CHS girls varsity soccer coach, Marcelle Van Yahres says, “Ability is the most important part of tryouts, but the best players are the ones who put themselves in a competitive environment.” Girls varsity soccer, like many other CHS varsity sports, prioritizes an emphasis on athletes who play club during season or off season. This expectation can further create financial or opportunistic disparities throughout CHS, a school full of diversity and people from all backgrounds. In terms of opportunities to play soccer during an off season, various clubs in the Charlottesville area like SOCA, Skyline, and Alliance, offer travel teams at steep costs of $1000 and up per season. Apart from travel soccer, there is a Rec league through SOCA at an extremely low cost in comparison, at $100 per season. 


There may be many clubs with various opportunities for travel, and there is a reduced cost option of playing Rec soccer, but who has access to these, and what else may restrict athletes from out of season play? In response to this topic Coach Marcelle says, “Anyone who expresses a need [for aid] is able to get it. The issue is less on finances and more on transportation.” Annelise Green, CHS senior and varsity soccer goalie says, “I couldn’t justify the constant long drives and hotels that travel requires,” in response to being asked about their reasoning behind not playing travel soccer. Many athletes have told KTR that getting a ride to practice or games is not as easy as it may seem.

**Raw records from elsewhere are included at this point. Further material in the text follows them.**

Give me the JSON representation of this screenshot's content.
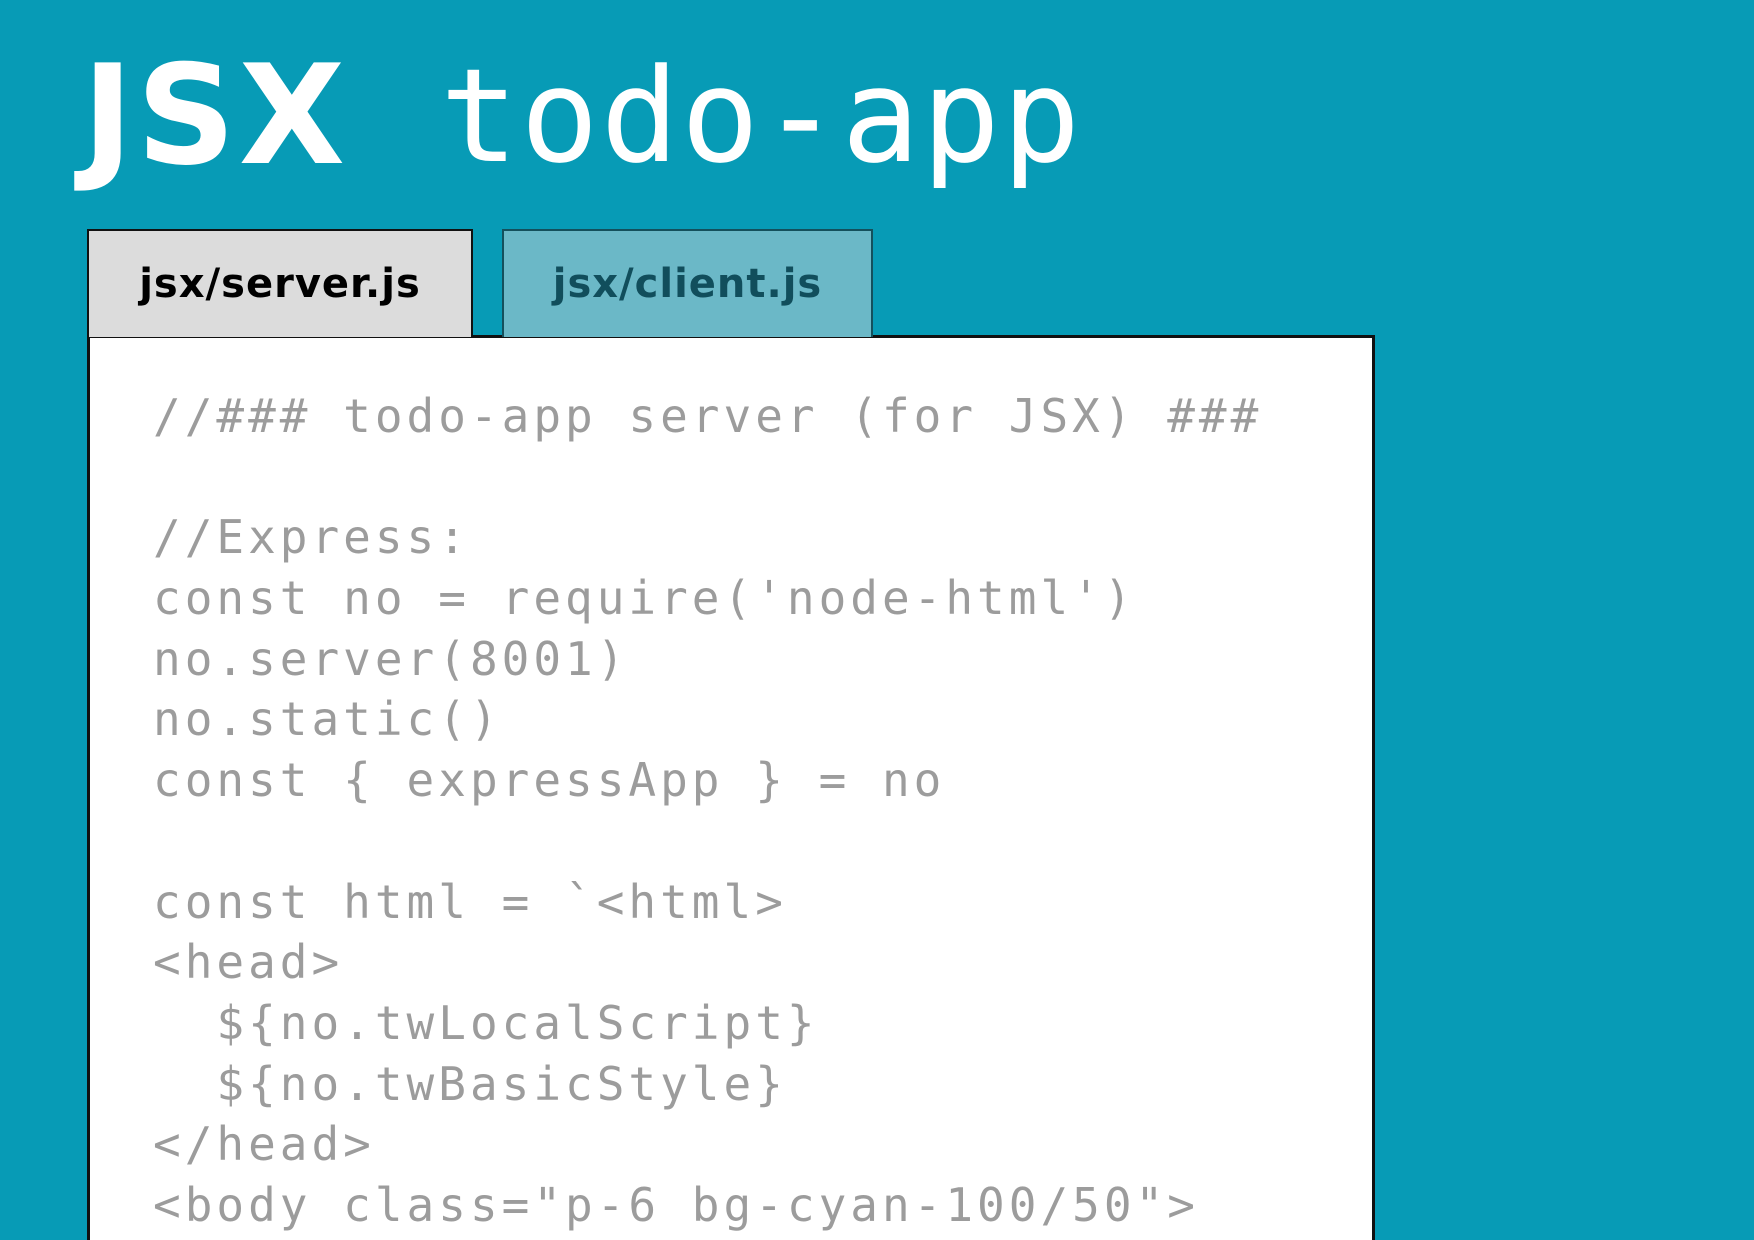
{
  "title": {
    "strong": "JSX",
    "light": "todo-app"
  },
  "tabs": [
    {
      "label": "jsx/server.js",
      "active": true
    },
    {
      "label": "jsx/client.js",
      "active": false
    }
  ],
  "code": {
    "lines": [
      "//### todo-app server (for JSX) ###",
      "",
      "//Express:",
      "const no = require('node-html')",
      "no.server(8001)",
      "no.static()",
      "const { expressApp } = no",
      "",
      "const html = `<html>",
      "<head>",
      "  ${no.twLocalScript}",
      "  ${no.twBasicStyle}",
      "</head>",
      "<body class=\"p-6 bg-cyan-100/50\">"
    ]
  },
  "colors": {
    "background": "#079bb6",
    "active_tab": "#dcdcdc",
    "inactive_tab": "#6bb8c7",
    "inactive_tab_text": "#114e5c",
    "code_text": "#9c9c9c"
  }
}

Soccer is not the only sport that expects its athletes to play club apart from their varsity season. Boys varsity basketball, one of CHS’s most successful sports, is included in the predicament that is the school’s wealth and opportunistic disparities in varsity sports. Junior Aidan Yates, varsity small forward, says, “Yes, my coaches expect me to play for a club team to stay sharp,” and, “The closest thing to financial aid is a monthly payment plan” for the club that he plays for. Even if not explicitly stated, boys varsity basketball is yet another CHS sport where athletes get a significant “leg up” if they play on a club team as well as their CHS team. 

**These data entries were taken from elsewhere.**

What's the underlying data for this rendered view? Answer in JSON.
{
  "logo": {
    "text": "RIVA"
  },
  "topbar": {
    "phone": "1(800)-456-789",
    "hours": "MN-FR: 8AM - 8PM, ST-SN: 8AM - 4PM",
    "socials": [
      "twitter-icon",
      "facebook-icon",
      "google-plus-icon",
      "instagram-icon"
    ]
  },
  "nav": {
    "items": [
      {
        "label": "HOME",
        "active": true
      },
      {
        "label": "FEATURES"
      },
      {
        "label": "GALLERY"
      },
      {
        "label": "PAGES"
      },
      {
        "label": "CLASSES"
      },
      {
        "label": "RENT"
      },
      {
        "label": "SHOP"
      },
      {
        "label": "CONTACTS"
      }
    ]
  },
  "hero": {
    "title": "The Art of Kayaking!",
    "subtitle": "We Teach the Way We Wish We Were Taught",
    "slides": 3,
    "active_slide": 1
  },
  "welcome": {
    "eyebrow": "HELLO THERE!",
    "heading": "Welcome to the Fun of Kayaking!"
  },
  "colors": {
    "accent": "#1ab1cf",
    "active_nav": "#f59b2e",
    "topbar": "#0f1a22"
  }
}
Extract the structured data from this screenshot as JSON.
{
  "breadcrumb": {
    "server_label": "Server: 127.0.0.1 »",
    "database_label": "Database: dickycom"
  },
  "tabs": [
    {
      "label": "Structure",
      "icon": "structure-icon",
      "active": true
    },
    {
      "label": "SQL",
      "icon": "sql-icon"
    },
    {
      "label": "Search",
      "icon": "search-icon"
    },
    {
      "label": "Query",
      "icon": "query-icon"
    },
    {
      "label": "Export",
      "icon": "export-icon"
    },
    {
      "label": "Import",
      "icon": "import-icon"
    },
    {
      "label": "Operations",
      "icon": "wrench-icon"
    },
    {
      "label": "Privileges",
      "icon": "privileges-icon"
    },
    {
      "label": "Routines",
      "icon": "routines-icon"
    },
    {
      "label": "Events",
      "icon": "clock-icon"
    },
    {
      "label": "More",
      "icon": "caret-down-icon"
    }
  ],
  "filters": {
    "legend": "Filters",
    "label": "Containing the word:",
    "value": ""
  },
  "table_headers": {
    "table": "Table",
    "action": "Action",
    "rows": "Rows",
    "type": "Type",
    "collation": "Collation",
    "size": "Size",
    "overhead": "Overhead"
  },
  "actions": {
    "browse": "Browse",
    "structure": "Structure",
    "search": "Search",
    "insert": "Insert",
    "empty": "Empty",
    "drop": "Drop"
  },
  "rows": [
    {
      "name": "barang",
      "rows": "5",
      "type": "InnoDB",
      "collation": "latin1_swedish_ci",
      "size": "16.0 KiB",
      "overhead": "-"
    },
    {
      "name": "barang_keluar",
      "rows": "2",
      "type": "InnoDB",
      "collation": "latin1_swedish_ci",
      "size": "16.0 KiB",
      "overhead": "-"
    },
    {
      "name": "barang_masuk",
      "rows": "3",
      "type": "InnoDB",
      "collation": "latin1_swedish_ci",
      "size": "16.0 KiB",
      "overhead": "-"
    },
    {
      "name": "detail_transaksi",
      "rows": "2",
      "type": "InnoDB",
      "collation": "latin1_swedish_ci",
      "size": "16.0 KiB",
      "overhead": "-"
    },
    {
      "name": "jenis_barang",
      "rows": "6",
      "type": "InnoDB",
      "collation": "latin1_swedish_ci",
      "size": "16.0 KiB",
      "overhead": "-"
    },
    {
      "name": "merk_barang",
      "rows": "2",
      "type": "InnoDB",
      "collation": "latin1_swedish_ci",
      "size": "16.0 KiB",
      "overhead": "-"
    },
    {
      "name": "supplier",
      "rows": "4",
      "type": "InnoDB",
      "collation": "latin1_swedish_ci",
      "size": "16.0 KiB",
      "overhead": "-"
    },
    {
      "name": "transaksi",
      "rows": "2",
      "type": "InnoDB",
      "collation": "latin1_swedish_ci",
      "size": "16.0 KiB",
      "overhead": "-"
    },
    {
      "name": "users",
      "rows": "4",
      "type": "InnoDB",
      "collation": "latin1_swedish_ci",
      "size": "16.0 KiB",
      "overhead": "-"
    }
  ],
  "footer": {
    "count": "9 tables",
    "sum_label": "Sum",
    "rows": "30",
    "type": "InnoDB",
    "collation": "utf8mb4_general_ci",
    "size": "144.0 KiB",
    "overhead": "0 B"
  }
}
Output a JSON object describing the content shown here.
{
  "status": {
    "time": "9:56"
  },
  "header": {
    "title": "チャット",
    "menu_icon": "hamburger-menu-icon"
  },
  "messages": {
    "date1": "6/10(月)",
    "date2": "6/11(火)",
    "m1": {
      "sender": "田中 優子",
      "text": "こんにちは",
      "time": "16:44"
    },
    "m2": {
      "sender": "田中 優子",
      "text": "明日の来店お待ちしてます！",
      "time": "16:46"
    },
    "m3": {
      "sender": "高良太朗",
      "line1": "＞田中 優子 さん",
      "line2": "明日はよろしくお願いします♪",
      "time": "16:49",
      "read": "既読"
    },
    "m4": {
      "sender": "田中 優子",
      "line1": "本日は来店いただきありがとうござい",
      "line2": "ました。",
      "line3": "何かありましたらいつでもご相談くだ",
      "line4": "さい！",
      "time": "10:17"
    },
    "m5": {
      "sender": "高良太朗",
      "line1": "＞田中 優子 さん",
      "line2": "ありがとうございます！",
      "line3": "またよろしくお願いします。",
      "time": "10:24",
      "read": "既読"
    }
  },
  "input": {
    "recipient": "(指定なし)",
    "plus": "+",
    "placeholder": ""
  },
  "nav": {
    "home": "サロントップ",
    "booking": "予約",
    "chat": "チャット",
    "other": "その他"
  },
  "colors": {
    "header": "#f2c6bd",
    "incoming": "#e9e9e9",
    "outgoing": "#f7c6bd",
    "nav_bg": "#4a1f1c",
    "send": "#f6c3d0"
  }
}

Alongside some of CHS’s most successful varsity teams, the girls volleyball team has started to rise up the ranks from in VHSL as compared to its previous seasons. Former assistant/head coach of the team, Dana Doyon, says, “The skills that [the players] have developed as a result of playing club will probably heavily impact my decisions,” in response to being asked if an athlete’s club participation affects her decisions at tryouts. Even though never explicitly stated, club participation does impact varsity volleyball’s roster. This is clearly shown in the fact that everyone who played travel for CAVC (Charlottesville Area Volleyball Club) and tried out made CHS varsity. Former varsity head coach Megan Williams worked to obtain extra opportunities for the CHS JV team and players who did not play for CAVC from the head of CAVC, Bethany Davis, but was not as successful as she had hoped. CHS Girls Varsity Volleyball is a clear example of a varsity sport whose roster reflects the opportunities available outside of the school season. 

In terms of opportunities outside of CHS varsity sports, each sport has its own club opportunities, but lacks equity in these opportunities for everyone, whether it’s finances, travel inconveniences, or acquiring rides. How can this be changed to maximize the opportunities for every athlete to reach their full athletic potential?